Cette publication provient du site du syndicat de salariés FO.

Bienvenue en absurdie… La caisse de retraite Pro BTP persiste dans sa nouvelle gestion des temps de pauses, y compris physiologiques. Au-delà d’une durée totale de 10 minutes par jour, elles sont décomptées du temps de travail, donc du salaire… Le syndicat FO, qui a dévoilé cette affaire des « pauses pipi« , continue d’appeler la direction à la raison, au risque d’une mobilisation, et pointe plus largement l’absence de dialogue social.

La direction de pro BTP n’en démord pas pour l’instant, persistant à maintenir sa nouvelle gestion des temps de pauses, y compris des pauses pipi. Le syndicat FO qui a dévoilé cette situation ubuesque compte obtenir le retrait de la mesure qui va à l’encontre du respect dû aux salariés… C’est à la fin mars en lisant des notes de service que les salariés de PRO BTP ont eu confirmation d’une nouvelle règle « digne d’un poisson d’avril« . En effet, à compter du 1er avril 2022, leurs pauses pour aller aux toilettes seraient décomptées de leur temps de travail, si elles dépassaient 10 minutes par jour. Une innovation sortie du chapeau par la direction de cette caisse de retraite et de prévoyance du secteur du bâtiment, classée comme organisme à but non lucratif et qui emploie quelque 3 500 salariés en France.

Le premier à être monté au créneau est Sébastien Guerre, DS FO PRO BTP du site de Nancy (Meurthe-et-Moselle), où travaillent 120 salariés. « D’après ces notes de service, les salariés doivent désormais débadger lorsqu’ils se rendent aux toilettes. A la base, nos pauses, qu’elles soient pour aller prendre un café, aller aux toilettes ou simplement se lever, étaient rémunérées. Tout ceci a changé au 1er avril. Pour un organisme paritaire, c’est vraiment malvenu !« . Le militant ne décolère pas.

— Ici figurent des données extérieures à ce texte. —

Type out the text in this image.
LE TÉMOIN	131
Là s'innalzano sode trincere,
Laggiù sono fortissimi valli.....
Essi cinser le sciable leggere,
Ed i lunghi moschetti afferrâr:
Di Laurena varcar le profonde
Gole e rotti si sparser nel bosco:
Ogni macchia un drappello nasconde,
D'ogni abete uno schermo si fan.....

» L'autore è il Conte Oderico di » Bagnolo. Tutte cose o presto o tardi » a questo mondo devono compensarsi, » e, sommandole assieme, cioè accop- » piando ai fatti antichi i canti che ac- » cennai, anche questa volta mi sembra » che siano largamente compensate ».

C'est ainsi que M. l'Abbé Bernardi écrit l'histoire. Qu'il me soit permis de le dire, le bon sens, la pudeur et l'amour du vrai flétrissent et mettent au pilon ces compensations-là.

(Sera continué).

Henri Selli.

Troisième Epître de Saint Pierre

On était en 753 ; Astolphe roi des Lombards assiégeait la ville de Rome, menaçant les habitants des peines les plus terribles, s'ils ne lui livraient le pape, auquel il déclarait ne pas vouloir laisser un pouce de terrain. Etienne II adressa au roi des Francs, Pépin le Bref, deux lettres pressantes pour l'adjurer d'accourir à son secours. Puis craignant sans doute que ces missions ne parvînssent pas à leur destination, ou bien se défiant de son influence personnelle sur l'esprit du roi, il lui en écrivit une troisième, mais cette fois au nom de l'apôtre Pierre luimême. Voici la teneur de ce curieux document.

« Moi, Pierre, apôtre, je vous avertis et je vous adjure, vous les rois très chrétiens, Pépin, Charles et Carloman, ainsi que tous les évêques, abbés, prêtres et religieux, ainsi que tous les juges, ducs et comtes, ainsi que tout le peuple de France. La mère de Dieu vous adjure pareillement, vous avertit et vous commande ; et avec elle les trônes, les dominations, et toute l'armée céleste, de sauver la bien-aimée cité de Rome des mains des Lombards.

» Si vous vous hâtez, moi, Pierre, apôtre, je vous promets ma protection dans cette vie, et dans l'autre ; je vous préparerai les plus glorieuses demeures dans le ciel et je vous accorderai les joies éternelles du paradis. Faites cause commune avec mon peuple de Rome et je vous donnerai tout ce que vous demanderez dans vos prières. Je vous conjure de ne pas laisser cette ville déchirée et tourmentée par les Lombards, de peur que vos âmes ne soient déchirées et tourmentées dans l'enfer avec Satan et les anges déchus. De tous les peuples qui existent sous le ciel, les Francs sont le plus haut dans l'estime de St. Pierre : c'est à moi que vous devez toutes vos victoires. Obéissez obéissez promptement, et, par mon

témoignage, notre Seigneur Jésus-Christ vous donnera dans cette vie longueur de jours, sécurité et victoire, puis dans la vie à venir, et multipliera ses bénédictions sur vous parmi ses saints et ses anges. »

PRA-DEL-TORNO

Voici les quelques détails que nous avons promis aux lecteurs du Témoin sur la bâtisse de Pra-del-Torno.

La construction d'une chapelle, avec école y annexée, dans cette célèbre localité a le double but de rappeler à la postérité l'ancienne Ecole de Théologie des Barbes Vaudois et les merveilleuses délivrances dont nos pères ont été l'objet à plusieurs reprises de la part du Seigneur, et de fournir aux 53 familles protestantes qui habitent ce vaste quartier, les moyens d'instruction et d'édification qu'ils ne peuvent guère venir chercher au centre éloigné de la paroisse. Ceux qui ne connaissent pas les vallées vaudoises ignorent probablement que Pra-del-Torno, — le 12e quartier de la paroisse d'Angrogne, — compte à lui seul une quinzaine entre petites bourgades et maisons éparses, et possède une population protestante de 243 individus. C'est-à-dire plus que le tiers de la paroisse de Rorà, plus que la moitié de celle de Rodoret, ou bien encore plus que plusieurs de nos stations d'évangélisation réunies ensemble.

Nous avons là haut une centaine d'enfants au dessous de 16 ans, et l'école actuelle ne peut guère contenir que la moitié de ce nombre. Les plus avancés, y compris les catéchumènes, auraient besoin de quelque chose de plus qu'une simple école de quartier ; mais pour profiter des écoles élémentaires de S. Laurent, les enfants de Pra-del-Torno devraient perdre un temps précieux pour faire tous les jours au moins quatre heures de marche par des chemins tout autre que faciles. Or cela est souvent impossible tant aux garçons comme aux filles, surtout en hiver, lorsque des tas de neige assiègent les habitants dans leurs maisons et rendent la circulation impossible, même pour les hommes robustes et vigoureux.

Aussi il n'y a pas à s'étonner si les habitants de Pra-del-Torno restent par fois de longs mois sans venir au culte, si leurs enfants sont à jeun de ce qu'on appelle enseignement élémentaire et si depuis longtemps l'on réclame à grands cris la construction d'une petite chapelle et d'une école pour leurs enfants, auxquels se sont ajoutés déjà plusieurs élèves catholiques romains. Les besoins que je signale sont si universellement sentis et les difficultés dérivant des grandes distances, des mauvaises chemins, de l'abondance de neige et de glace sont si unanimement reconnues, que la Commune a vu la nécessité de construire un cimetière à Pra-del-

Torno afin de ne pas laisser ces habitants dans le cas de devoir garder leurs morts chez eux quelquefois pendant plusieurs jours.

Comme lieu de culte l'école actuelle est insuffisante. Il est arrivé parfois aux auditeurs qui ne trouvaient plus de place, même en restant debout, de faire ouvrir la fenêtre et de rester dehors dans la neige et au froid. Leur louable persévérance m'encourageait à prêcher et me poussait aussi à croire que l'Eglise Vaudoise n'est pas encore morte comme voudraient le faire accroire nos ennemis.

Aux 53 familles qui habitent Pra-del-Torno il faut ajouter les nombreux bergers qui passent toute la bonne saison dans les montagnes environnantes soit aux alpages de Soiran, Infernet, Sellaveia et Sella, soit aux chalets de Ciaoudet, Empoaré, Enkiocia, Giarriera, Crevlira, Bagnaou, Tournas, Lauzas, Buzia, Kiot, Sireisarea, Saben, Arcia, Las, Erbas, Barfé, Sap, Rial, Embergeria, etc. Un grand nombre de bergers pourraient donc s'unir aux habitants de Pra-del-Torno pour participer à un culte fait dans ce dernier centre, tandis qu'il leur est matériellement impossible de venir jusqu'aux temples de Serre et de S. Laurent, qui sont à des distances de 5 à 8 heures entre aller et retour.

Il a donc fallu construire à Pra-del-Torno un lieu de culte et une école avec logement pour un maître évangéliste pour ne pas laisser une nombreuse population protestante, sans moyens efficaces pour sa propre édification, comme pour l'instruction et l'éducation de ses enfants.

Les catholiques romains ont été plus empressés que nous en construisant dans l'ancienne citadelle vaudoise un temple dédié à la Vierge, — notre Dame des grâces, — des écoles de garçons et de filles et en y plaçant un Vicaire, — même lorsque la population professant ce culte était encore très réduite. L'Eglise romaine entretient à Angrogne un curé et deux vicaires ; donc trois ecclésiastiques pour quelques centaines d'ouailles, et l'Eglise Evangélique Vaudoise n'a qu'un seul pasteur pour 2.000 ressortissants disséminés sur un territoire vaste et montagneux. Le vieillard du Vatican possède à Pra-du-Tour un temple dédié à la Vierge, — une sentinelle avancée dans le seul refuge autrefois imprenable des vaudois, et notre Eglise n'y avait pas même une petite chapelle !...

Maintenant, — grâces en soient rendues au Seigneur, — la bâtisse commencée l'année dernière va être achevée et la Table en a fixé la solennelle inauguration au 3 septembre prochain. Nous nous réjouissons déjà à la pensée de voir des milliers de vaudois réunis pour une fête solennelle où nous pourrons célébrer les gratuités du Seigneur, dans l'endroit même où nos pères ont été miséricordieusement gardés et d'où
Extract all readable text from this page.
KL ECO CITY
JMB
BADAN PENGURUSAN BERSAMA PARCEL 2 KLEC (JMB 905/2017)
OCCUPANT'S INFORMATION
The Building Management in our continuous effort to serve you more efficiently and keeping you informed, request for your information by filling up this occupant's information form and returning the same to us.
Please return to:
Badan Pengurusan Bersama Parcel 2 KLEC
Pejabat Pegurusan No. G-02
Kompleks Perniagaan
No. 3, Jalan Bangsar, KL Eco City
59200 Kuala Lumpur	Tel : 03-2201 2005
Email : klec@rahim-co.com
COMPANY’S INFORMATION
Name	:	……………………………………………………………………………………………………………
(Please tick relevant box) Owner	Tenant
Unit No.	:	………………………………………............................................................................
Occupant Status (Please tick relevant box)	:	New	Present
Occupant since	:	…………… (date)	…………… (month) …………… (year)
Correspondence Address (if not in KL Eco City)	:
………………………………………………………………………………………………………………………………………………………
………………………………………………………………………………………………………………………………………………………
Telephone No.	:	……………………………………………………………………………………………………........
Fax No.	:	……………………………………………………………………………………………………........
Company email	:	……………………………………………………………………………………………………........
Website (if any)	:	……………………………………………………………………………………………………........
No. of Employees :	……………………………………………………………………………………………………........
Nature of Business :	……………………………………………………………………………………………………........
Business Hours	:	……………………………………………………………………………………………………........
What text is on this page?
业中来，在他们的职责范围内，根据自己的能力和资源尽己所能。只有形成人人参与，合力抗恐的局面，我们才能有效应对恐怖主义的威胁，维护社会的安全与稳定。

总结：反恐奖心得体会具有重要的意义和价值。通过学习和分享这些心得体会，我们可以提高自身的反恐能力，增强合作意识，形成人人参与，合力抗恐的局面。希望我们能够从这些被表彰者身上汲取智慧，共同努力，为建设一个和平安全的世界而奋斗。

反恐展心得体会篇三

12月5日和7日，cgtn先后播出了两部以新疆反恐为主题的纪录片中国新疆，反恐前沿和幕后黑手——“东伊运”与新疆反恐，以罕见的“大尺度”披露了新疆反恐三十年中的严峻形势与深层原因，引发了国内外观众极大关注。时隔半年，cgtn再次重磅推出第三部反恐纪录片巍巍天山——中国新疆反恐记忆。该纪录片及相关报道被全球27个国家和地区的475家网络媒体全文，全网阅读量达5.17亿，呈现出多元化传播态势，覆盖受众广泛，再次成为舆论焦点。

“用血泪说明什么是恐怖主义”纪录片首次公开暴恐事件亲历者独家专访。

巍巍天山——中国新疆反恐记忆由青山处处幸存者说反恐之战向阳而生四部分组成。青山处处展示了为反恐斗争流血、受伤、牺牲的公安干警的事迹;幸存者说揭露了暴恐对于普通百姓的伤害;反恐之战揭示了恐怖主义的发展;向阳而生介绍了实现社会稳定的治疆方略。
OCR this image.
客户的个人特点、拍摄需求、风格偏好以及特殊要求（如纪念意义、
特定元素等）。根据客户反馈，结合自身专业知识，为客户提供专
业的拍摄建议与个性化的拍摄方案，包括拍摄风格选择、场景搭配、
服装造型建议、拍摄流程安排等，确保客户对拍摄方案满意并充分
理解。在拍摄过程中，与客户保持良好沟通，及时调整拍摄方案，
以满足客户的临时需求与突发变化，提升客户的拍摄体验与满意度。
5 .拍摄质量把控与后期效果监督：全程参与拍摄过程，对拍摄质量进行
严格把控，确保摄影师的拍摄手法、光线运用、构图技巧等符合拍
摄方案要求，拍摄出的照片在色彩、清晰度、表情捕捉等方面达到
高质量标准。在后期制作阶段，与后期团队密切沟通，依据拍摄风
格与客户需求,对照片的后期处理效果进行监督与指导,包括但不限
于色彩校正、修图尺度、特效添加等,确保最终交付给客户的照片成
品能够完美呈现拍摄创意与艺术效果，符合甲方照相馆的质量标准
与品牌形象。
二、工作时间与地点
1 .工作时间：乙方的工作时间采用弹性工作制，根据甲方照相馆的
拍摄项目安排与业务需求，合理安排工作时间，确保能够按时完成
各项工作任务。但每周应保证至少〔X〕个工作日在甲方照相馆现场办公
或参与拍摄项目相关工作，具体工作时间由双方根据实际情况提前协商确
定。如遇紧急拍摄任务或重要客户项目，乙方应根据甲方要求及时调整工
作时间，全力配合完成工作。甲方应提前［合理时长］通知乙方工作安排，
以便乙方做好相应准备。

« Les salariés prêts à se mobiliser« 

« On touche à l’intimité des salariés« , poursuit le DS, qui ajoute que cette règle est discriminatoire, notamment envers ceux qui auraient des problèmes médicaux. Par ailleurs, la décision de la direction limite forcément les déplacements des salariés, alors que la station assise prolongée est pourtant loin d’être recommandée par les médecins. « Une grande partie des salariés se sont élevés contre cette décision sur le site de Nancy (où FO est majoritaire, 55% aux dernières élections ndlr) et sont prêts à se mobiliser, y-compris ceux qui ne badgent pas » résume-t-il.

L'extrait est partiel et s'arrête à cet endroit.